William & Mary Bill of Rights Journal


Caren Morrison


When the government investigates a crime, do citizens have a duty to assist? This question was raised in the struggle between Apple and the FBI over whether the agency could compel Apple to defeat its own password protections on the iPhone of one of the San Bernardino shooters. That case was voluntarily dismissed as moot when the government found a way of accessing the data on the phone, but the issue remains unresolved.

Because of advances in technology, software providers and device makers have been able to develop almost impenetrable protection for their customers’ information, effectively locking law enforcement out of accounts and devices, even when armed with a search warrant. Most privacy watchdogs, understandably shaken by Edward Snowden’s revelations of NSA spying, argue that this is an unadulterated good. The prosecutorial view is that this is an unprecedented interference with lawful investigations.

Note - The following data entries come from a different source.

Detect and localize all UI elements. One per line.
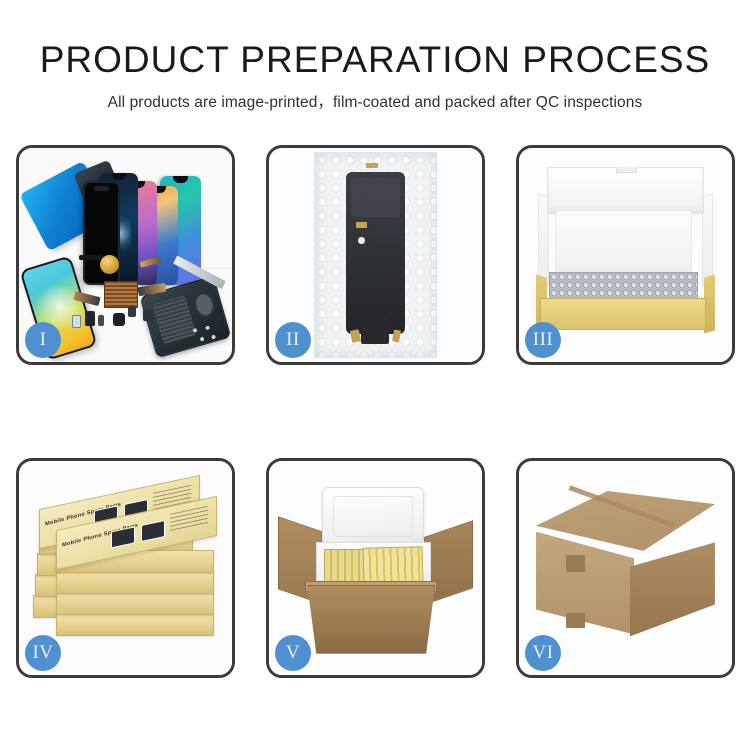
page-title: PRODUCT PREPARATION PROCESS (0, 38, 750, 82)
camera-module-a-icon (85, 311, 95, 326)
step-badge-6: VI (525, 635, 561, 671)
stacked-box-front-1 (56, 613, 213, 636)
connector-icon (358, 237, 364, 244)
step-badge-4: IV (25, 635, 61, 671)
carton-tape-lower (566, 613, 585, 628)
earpiece-icon (143, 309, 154, 322)
sealed-carton-side (630, 542, 715, 636)
bubble-wrap-bag-icon (314, 152, 438, 357)
step-panel-4[interactable]: Mobile Phone Spare Parts Mobile Phone Sp… (16, 458, 235, 678)
box-lid-icon (547, 167, 705, 214)
box-stack: Mobile Phone Spare Parts Mobile Phone Sp… (30, 487, 222, 662)
box-window-2b (142, 519, 166, 542)
box-bullet-text-2 (170, 506, 208, 534)
camera-module-c-icon (128, 306, 137, 317)
bubble-padding-icon (549, 272, 698, 300)
screws-icon (189, 324, 219, 345)
wrapped-screen-icon (346, 172, 404, 335)
yellow-boxes-row-2 (362, 546, 423, 584)
foam-sheet-icon (555, 210, 691, 274)
sim-tray-icon (72, 315, 81, 328)
step-panel-2[interactable]: II (266, 145, 485, 365)
step-panel-6[interactable]: VI (516, 458, 735, 678)
step-badge-1: I (25, 322, 61, 358)
header: PRODUCT PREPARATION PROCESS All products… (0, 0, 750, 115)
tape-4-icon (392, 330, 401, 343)
flex-cable-a-icon (79, 255, 102, 260)
carton-tape-upper (566, 555, 585, 572)
camera-module-b-icon (113, 313, 126, 326)
process-step-grid: I II (16, 145, 735, 678)
button-part-icon (98, 315, 104, 326)
step-badge-2: II (275, 322, 311, 358)
sealed-carton-front (536, 532, 634, 635)
stacked-box-front-2 (56, 592, 213, 615)
step-panel-5[interactable]: V (266, 458, 485, 678)
carton-body (307, 585, 435, 653)
product-preparation-page: PRODUCT PREPARATION PROCESS All products… (0, 0, 750, 750)
tape-2-icon (356, 222, 367, 227)
step-badge-5: V (275, 635, 311, 671)
stacked-box-front-3 (56, 571, 213, 594)
styrofoam-lid-icon (322, 487, 424, 547)
kraft-box-front (540, 298, 706, 330)
step-panel-1[interactable]: I (16, 145, 235, 365)
step-badge-3: III (525, 322, 561, 358)
step-panel-3[interactable]: III (516, 145, 735, 365)
chip-grid-icon (104, 281, 138, 309)
tape-1-icon (366, 163, 378, 168)
page-subtitle: All products are image-printed，film-coat… (0, 91, 750, 115)
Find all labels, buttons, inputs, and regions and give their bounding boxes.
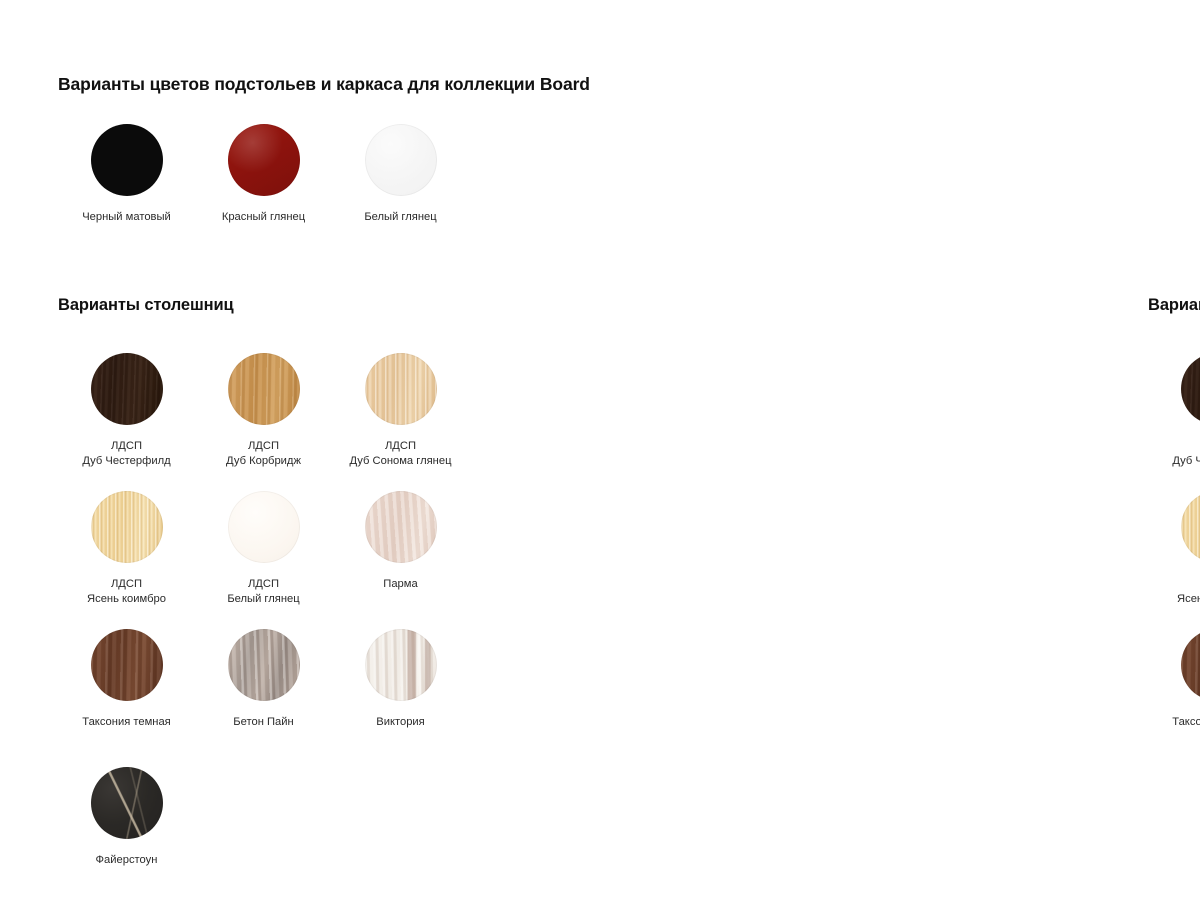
swatch-white-gloss[interactable]: [365, 124, 437, 196]
tabletops-column: Варианты столешниц ЛДСПДуб ЧестерфилдЛДС…: [58, 296, 572, 900]
swatch-caption: Файерстоун: [96, 853, 158, 868]
swatch-caption-line2: Дуб Корбридж: [226, 454, 301, 469]
swatch-caption-line1: ЛДСП: [349, 439, 451, 454]
swatch-caption: ЛДСПДуб Сонома глянец: [349, 439, 451, 469]
swatch-oak-sonoma-gloss[interactable]: [365, 353, 437, 425]
swatch-caption: Таксония темная: [82, 715, 170, 730]
swatch-caption-line1: ЛДСП: [226, 439, 301, 454]
swatch-white-gloss-ldsp[interactable]: [228, 491, 300, 563]
swatch-columns: Варианты столешниц ЛДСПДуб ЧестерфилдЛДС…: [58, 296, 1148, 900]
swatch-caption-line2: Ясень коимбро: [87, 592, 166, 607]
swatch-caption: Белый глянец: [364, 210, 436, 225]
swatch-black-matte[interactable]: [91, 124, 163, 196]
swatch-caption: Бетон Пайн: [233, 715, 293, 730]
swatch-item[interactable]: ЛДСПДуб Честерфилд: [1148, 353, 1200, 491]
swatch-caption-line1: ЛДСП: [1172, 439, 1200, 454]
swatch-oak-chesterfield[interactable]: [91, 353, 163, 425]
swatch-caption-line2: Парма: [383, 577, 417, 592]
swatch-caption-line2: Дуб Честерфилд: [82, 454, 170, 469]
swatch-caption-line1: ЛДСП: [227, 577, 299, 592]
swatch-caption-line2: Таксония темная: [1172, 715, 1200, 730]
swatch-item[interactable]: Белый глянец: [332, 124, 469, 225]
swatch-item[interactable]: Парма: [332, 491, 469, 629]
tabletops-swatch-grid: ЛДСПДуб ЧестерфилдЛДСПДуб КорбриджЛДСПДу…: [58, 353, 572, 900]
swatch-beton-pine[interactable]: [228, 629, 300, 701]
swatch-item[interactable]: ЛДСПДуб Сонома глянец: [332, 353, 469, 491]
shelves-column: Варианты полок ЛДСПДуб ЧестерфилдЛДСПДуб…: [572, 296, 1148, 900]
swatch-caption-line1: ЛДСП: [87, 577, 166, 592]
swatch-ash-coimbra[interactable]: [1181, 491, 1200, 563]
frame-color-cell: Белый глянец: [332, 124, 469, 225]
swatch-caption: ЛДСПБелый глянец: [227, 577, 299, 607]
swatch-item[interactable]: Таксония темная: [58, 629, 195, 767]
swatch-firestone[interactable]: [91, 767, 163, 839]
swatch-item[interactable]: Бетон Пайн: [195, 629, 332, 767]
swatch-caption-line2: Черный матовый: [82, 210, 171, 225]
swatch-caption-line2: Красный глянец: [222, 210, 305, 225]
swatch-caption: ЛДСПДуб Корбридж: [226, 439, 301, 469]
swatch-victoria[interactable]: [365, 629, 437, 701]
swatch-taksonia-dark[interactable]: [1181, 629, 1200, 701]
swatch-item[interactable]: Виктория: [332, 629, 469, 767]
swatch-caption-line2: Дуб Сонома глянец: [349, 454, 451, 469]
swatch-caption: ЛДСПЯсень коимбро: [87, 577, 166, 607]
frame-color-cell: Черный матовый: [58, 124, 195, 225]
swatch-red-gloss[interactable]: [228, 124, 300, 196]
swatch-caption-line2: Виктория: [376, 715, 424, 730]
swatch-caption-line2: Файерстоун: [96, 853, 158, 868]
swatch-item[interactable]: ЛДСПБелый глянец: [195, 491, 332, 629]
swatch-taksonia-dark[interactable]: [91, 629, 163, 701]
swatch-caption: Парма: [383, 577, 417, 592]
swatch-caption: ЛДСПДуб Честерфилд: [1172, 439, 1200, 469]
swatch-caption: ЛДСПЯсень коимбро: [1177, 577, 1200, 607]
swatch-caption-line2: Ясень коимбро: [1177, 592, 1200, 607]
swatch-oak-chesterfield[interactable]: [1181, 353, 1200, 425]
swatch-item[interactable]: ЛДСПДуб Честерфилд: [58, 353, 195, 491]
swatch-oak-corbridge[interactable]: [228, 353, 300, 425]
swatch-caption: Черный матовый: [82, 210, 171, 225]
swatch-ash-coimbra[interactable]: [91, 491, 163, 563]
swatch-item[interactable]: Таксония темная: [1148, 629, 1200, 767]
swatch-item[interactable]: ЛДСПЯсень коимбро: [1148, 491, 1200, 629]
swatch-caption-line2: Бетон Пайн: [233, 715, 293, 730]
swatch-caption: Виктория: [376, 715, 424, 730]
swatch-caption: Таксония темная: [1172, 715, 1200, 730]
swatch-caption-line2: Белый глянец: [227, 592, 299, 607]
swatch-caption-line2: Таксония темная: [82, 715, 170, 730]
swatch-caption-line2: Белый глянец: [364, 210, 436, 225]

There is no question that the companies fashioning themselves as champions of privacy benefit financially from this position. Apple has openly admitted in court filings that complying with court orders to assist in the execution of search warrants could “substantially tarnish Apple’s brand.” But while Apple may bear some responsibility for creating a system that it could not access itself, does that mean they should be statutorily tasked with undoing it?

Current statutory law, in particular the Communications Assistance for Law Enforcement Act (CALEA), does not cover the encrypted information on physical devices, or information companies’ responsibilities to decrypt it. This Essay takes the question of whether CALEA should be amended as a starting point for a broader exploration of what assistance the government can justly ask of its citizens.

There are strong arguments to be made that such obligations would not be reasonable, or that there should be a zone of privacy that the government cannot access. This would support a system in which some warrants are ineffectual. But if the functional impossibility of execution of these warrants is just the byproduct of a corporate strategy, “them’s the breaks” seems like an insufficient justification.